Roads minister Baroness Vere said: “As we continue to open up the economy, more people are using public transport and need sufficient service levels in order to travel safely.
“That’s why we took swift action at the start of this outbreak to ensure that these services were maintained for key workers then – and would still be there for people when the economy opened back up.
“This extension of funding pushes our overall support past £700 million, meaning people across the country will have access to the transport services they need.”
Graham Vidler, chief executive of bus and coach industry body the Confederation of Passenger Transport UK, said: “Continued social-distancing measures mean capacity on buses remains reduced and income from passenger fares is still significantly lower than normal.
“This latest funding will help us keep running a comprehensive bus network that millions of people rely on.
“Bus operators remain committed to working with Government, passengers, businesses and local authorities to provide a safe, flexible and sustainable bus network for local communities.”
The Government said it is also “actively working on ways to ensure the bus sector can operate independently and be commercially viable”.
It will publish a National Bus Strategy to set out how it will “support this vital sector going forward”.
Judith Blake, who leads on transport for West Yorkshire Combined Authority and is leader of Leeds City Council, said: “Covid-19 is putting huge financial pressure on the bus network and, in turn, the combined authority.
“The emergency support we have been providing to ensure services are there for the people who need them is unsustainable over the longer term.
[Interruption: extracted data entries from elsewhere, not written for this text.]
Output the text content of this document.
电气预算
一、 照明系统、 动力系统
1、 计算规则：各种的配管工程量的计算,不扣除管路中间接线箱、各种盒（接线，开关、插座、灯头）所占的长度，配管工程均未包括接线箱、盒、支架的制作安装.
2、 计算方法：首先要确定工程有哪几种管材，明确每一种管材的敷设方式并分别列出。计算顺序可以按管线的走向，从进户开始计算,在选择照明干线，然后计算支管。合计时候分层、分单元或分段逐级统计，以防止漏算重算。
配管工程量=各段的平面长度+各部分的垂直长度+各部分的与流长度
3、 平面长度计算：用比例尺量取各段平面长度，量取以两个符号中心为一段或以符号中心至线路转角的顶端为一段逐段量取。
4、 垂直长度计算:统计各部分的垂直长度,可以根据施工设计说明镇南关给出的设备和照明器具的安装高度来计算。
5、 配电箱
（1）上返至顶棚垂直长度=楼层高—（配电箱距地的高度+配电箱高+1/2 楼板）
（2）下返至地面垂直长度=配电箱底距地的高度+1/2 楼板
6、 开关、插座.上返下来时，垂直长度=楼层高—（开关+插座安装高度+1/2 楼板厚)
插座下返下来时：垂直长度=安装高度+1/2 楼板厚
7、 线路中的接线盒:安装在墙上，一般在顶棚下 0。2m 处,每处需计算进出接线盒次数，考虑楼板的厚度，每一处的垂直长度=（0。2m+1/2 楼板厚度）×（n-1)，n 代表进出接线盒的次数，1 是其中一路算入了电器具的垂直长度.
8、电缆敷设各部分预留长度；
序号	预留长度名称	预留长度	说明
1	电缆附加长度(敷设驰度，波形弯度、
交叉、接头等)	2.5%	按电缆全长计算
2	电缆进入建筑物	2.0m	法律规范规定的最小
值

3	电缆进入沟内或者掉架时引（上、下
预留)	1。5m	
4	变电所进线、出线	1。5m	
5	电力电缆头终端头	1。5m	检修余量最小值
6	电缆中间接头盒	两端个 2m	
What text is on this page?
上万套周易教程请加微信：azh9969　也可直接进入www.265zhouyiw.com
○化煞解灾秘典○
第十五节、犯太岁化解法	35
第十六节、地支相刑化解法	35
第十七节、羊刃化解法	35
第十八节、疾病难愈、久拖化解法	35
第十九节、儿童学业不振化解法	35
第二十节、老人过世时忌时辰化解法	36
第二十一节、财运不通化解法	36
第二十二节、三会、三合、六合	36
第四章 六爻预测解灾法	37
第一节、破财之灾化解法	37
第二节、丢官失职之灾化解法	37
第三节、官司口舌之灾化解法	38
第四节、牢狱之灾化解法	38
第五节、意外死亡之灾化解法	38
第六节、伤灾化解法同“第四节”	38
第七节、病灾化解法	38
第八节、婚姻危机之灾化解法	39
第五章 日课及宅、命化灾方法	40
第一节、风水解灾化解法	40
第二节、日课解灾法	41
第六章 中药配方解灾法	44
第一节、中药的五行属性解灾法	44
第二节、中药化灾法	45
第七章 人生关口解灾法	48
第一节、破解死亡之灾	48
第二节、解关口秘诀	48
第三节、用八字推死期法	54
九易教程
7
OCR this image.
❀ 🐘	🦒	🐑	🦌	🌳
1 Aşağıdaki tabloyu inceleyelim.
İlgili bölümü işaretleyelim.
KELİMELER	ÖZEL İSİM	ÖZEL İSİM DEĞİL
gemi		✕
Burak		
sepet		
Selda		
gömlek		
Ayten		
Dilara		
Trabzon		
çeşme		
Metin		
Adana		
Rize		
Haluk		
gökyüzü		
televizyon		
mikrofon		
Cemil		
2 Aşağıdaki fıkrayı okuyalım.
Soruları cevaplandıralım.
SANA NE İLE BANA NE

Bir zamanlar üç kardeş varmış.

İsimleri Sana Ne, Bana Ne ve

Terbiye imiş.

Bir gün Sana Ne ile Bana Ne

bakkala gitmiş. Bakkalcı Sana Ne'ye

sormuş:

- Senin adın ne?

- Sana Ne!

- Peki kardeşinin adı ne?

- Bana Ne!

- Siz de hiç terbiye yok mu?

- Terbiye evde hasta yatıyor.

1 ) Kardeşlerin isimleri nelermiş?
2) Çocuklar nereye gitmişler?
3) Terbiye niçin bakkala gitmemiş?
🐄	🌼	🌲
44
“This announcement is only a stop-gap solution and will not ensure the long-term viability of the bus network. The Government needs to fund and empower transport authorities to commission the services that meet local needs and secure the best outcome for passengers.”
Cllr David Renard, the Local Government Association’s transport spokesman, added: “It is good further funding has been announced for bus services and light rail, which have a critical role to play in the national recovery from Covid-19 and beyond, through supporting local economies, tackling poor air quality and congestion and reaching the country’s net zero carbon targets by 2050.
“However, these need long-term funding to support future provision.
“The most effective way forward would be for the Government to give councils oversight of local bus services, so they can ensure effective targeting of any public funding.
“We are pleased funding has been announced to support home-to-school transport and it will be important for the Government to work closely with schools and councils to ensure that the costs of covering extra transport capacity are fully covered.”